If you owe $300,000, a 1% rise in interest is $3,000 per year. That is $250 per month. This may strain your budget. If your payment increases by less than $250, you are not paying down your loan as quickly as you might have anticipated. If your payment does not increase at all, you could quickly be paying interest only or less (negative amortization). You can voluntarily increase your monthly payments to avoid this, but can you really afford it?
You can easily see that timing is critical for an adjustable loan. If interest rates are at historic highs when you get your loan, your rate will probably adjust downward. An added bonus is that falling interest rates usually cause an increase in property values.
If you use an adjustable loan when rates are at historic lows, you will probably see your rate go up. One problem is that rising interest rates usually cause property values to stabilize or fall. In an extreme case, you would no longer be able to afford to make your increased monthly payment, and falling property prices would make you unable to sell.

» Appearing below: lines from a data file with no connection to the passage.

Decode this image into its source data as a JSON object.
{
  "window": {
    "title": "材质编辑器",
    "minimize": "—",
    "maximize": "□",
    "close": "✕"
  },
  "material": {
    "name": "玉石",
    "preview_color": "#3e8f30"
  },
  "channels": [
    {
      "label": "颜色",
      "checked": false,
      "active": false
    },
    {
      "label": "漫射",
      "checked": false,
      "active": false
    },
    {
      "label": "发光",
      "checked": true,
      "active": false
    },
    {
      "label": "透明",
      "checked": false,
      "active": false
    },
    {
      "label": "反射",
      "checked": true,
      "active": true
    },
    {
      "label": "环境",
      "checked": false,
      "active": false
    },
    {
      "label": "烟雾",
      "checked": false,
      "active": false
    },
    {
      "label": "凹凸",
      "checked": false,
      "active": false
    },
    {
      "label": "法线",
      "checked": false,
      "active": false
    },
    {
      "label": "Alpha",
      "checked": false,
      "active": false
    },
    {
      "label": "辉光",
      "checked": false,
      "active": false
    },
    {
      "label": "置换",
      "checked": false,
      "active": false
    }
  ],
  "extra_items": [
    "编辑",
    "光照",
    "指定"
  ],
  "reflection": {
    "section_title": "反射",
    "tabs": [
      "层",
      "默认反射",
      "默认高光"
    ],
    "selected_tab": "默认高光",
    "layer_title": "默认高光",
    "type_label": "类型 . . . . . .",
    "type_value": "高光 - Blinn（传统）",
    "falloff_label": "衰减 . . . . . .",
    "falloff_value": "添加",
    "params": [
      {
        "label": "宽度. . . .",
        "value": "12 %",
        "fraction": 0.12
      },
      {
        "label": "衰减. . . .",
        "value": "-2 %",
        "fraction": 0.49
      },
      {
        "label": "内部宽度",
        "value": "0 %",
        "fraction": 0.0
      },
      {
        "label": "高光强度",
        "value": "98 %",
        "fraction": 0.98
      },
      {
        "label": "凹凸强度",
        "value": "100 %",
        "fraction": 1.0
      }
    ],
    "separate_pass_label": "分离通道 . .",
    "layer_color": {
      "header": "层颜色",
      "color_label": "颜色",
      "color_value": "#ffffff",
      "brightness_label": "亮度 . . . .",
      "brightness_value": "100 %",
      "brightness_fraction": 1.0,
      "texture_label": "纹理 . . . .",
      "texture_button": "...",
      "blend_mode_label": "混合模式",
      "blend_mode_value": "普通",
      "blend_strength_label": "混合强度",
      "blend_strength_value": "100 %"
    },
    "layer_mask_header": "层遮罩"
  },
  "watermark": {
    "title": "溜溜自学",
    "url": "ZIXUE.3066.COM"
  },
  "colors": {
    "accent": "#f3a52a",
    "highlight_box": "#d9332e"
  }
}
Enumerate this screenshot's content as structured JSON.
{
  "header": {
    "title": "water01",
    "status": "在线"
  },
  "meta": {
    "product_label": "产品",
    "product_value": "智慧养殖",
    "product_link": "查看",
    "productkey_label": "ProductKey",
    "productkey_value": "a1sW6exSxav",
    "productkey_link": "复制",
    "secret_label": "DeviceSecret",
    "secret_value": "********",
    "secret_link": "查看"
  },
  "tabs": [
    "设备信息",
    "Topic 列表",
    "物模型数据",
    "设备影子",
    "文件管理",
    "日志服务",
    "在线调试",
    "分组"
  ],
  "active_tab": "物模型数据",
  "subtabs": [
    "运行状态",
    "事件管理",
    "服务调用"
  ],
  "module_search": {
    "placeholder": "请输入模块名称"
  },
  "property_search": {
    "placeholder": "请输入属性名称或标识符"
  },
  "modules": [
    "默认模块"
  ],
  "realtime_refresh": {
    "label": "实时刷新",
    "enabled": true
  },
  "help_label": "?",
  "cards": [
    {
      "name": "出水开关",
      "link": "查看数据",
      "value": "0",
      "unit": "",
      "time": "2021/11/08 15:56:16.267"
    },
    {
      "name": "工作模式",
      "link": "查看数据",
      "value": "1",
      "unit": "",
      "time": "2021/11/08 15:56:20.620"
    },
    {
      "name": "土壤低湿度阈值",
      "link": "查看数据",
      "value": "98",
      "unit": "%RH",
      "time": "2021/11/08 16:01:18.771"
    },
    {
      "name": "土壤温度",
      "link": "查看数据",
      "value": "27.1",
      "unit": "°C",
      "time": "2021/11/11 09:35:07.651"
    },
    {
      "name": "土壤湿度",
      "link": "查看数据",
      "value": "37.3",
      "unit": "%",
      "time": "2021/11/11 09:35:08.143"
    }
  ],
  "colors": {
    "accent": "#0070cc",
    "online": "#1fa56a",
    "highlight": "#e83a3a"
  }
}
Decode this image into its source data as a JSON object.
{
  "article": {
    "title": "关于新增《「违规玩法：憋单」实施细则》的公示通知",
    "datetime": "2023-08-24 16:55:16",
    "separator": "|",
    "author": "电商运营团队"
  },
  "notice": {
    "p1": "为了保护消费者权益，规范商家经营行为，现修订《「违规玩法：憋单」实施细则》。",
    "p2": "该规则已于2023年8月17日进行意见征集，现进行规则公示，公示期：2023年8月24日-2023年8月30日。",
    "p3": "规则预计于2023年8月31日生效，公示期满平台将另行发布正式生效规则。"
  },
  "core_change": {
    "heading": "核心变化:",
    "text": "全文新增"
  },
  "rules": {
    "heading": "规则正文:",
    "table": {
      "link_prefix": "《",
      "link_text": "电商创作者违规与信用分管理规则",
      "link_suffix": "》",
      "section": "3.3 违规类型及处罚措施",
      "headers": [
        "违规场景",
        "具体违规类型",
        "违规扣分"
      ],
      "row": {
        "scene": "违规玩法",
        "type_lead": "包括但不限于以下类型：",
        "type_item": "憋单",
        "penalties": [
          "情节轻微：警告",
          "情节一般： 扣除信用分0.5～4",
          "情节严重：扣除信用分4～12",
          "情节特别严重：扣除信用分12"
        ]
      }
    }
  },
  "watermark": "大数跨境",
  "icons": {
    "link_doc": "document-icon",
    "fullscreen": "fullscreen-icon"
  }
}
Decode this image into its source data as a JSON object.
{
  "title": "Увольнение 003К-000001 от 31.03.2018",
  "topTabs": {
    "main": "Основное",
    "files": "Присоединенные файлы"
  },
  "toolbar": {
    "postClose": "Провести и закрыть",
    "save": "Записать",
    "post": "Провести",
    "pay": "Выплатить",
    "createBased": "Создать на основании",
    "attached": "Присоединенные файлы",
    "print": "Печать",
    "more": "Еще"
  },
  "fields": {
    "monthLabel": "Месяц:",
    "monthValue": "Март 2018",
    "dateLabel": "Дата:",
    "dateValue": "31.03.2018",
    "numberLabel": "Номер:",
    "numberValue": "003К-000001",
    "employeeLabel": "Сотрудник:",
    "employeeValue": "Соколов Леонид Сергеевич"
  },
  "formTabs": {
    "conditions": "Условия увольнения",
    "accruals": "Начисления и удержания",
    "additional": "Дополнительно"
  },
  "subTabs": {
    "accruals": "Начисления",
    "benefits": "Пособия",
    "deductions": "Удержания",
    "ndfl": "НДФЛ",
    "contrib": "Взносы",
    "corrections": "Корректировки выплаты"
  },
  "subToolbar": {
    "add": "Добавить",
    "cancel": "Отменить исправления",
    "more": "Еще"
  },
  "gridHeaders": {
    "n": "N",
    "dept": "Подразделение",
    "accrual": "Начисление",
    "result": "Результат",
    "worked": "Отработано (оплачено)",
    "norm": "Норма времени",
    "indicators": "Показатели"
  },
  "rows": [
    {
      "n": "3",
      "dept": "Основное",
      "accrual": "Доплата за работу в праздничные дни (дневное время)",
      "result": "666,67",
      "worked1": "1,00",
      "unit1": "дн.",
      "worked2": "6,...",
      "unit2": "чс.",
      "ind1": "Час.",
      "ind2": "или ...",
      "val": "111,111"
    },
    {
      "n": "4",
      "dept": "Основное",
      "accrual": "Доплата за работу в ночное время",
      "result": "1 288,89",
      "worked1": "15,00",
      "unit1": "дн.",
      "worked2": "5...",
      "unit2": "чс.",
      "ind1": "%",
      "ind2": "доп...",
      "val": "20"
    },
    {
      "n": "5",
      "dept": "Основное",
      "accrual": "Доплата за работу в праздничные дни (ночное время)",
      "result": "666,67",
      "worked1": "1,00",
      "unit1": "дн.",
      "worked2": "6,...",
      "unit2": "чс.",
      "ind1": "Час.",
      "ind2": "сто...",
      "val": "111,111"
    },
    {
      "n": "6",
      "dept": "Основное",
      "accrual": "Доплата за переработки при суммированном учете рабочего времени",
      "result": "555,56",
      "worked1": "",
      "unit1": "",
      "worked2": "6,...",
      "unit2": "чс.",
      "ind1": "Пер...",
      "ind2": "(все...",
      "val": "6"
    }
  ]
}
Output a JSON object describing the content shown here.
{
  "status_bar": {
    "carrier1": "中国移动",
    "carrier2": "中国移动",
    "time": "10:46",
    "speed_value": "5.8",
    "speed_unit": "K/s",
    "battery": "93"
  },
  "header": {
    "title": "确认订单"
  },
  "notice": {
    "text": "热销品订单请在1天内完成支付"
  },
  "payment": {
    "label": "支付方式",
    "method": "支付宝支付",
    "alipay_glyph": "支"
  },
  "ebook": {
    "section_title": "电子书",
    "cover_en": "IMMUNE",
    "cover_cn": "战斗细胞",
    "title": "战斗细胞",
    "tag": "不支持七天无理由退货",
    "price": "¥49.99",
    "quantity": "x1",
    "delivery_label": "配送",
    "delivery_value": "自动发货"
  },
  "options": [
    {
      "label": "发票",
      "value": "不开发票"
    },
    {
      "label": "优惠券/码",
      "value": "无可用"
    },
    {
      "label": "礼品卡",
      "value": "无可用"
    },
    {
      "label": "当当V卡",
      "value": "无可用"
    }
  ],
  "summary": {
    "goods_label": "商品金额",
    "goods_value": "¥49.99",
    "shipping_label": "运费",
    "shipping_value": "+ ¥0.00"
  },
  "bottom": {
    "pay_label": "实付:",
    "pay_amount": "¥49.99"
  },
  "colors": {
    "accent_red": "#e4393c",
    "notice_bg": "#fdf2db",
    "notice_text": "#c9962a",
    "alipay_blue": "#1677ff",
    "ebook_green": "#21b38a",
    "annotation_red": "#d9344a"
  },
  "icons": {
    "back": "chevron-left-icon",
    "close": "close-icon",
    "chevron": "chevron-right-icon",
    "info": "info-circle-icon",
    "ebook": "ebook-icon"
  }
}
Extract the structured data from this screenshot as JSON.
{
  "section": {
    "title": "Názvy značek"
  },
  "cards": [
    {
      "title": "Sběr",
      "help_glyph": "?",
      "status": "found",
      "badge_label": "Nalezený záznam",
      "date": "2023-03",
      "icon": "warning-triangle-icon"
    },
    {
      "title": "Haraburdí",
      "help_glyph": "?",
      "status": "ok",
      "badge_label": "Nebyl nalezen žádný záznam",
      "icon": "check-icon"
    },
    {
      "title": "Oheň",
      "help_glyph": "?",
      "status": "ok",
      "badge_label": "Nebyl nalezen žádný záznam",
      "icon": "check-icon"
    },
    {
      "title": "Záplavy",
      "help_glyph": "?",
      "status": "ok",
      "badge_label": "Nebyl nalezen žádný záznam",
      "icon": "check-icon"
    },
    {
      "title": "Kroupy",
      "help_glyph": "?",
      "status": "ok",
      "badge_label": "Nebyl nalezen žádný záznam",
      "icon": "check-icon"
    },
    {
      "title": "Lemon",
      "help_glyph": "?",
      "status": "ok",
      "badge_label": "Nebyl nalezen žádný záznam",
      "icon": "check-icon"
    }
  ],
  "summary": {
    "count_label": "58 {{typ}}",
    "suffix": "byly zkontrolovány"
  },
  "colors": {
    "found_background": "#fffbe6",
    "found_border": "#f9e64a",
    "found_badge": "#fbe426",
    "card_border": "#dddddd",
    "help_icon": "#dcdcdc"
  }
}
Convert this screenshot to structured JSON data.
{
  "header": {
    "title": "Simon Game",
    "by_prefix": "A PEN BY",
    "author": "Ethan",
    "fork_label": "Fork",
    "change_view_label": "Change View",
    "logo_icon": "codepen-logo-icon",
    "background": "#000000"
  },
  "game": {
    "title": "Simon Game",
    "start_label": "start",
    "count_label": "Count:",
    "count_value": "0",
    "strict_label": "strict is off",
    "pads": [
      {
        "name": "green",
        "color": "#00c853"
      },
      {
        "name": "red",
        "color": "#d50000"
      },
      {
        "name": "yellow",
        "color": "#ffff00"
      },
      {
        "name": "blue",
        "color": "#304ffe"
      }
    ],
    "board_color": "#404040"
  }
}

The logical question is, “Why would anyone want an adjustable loan when interest rates are low?” The major reason is that it is the only way for them to qualify for a loan. The formula used to qualify a buyer for a loan considers the beginning monthly payment, not the possible future monthly payments. It is similar to the interest only loan situation with the balloon payment. If it is the only way to home ownership, you take the risk.
A more sound reason would be that your job requires you to move every few years. You will pay lower interest and fees for the adjustable loan and you will probably sell before the rates change too much.